It can be seen that 23.08% of provinces and cities are still in the negative decoupling state after 1 year, and the probability of transferring from “negative decoupling” to “coupling” and “decoupling state” is 3.85% and 73.08%, respectively. The probability of the transition from the coupling state to the “negative decoupling” or “decoupling state” is 50.00%. Of the provinces and cities that were initially in decoupling state, 19.51% were transferred to the “negative decoupling state”, 2.44% were transferred to the “coupling state”, and 78.05% remained in the “decoupling state.”

Based on the thorough analysis presented above, the following conclusions can be drawn: Firstly, the stability of CDSMF is poor, which is consistent with the above conclusions. The probability of maintenance exceeds the probability of transition only in the case of “decoupling”. Second, there is the phenomenon of skip metastasis.

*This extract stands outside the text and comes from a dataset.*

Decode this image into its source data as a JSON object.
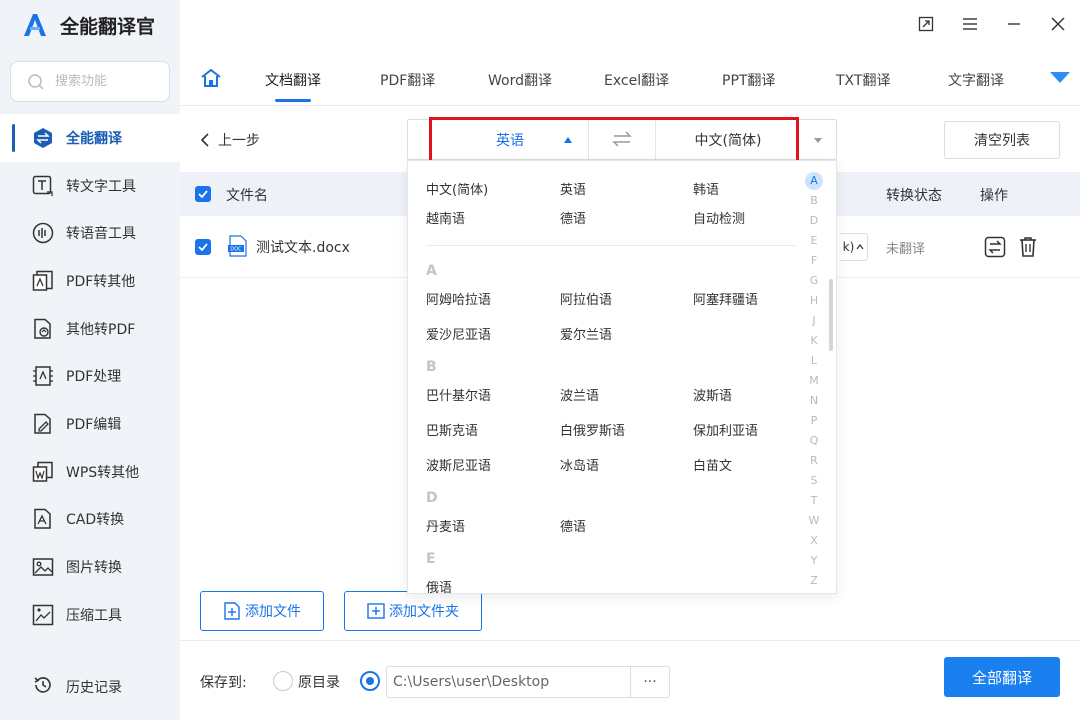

The transition between the three states often skips the “coupling state,” and transfers between “negative decoupling” and “decoupling.” Third, it is mainly to transfer or maintain the “decoupling state”. The probability of transition from “negative decoupling state” to “decoupling state” and the probability of “decoupling state” remaining were both greater than 70%.

Based on the above analysis, there are two major problems in China’s marine fishery carbon decoupling state: the improvement effect of decoupling state is not obvious and the decoupling state is unstable. Drawing upon the hypothesis presented in Chapter 2, we posit that green finance has the potential to exert a “promoting decoupling effect” and a “delaying deterioration effect” on the problems prevalent in the Chinese CDSMF. In order to validate this hypothesis, we will now proceed to the empirical section of our study.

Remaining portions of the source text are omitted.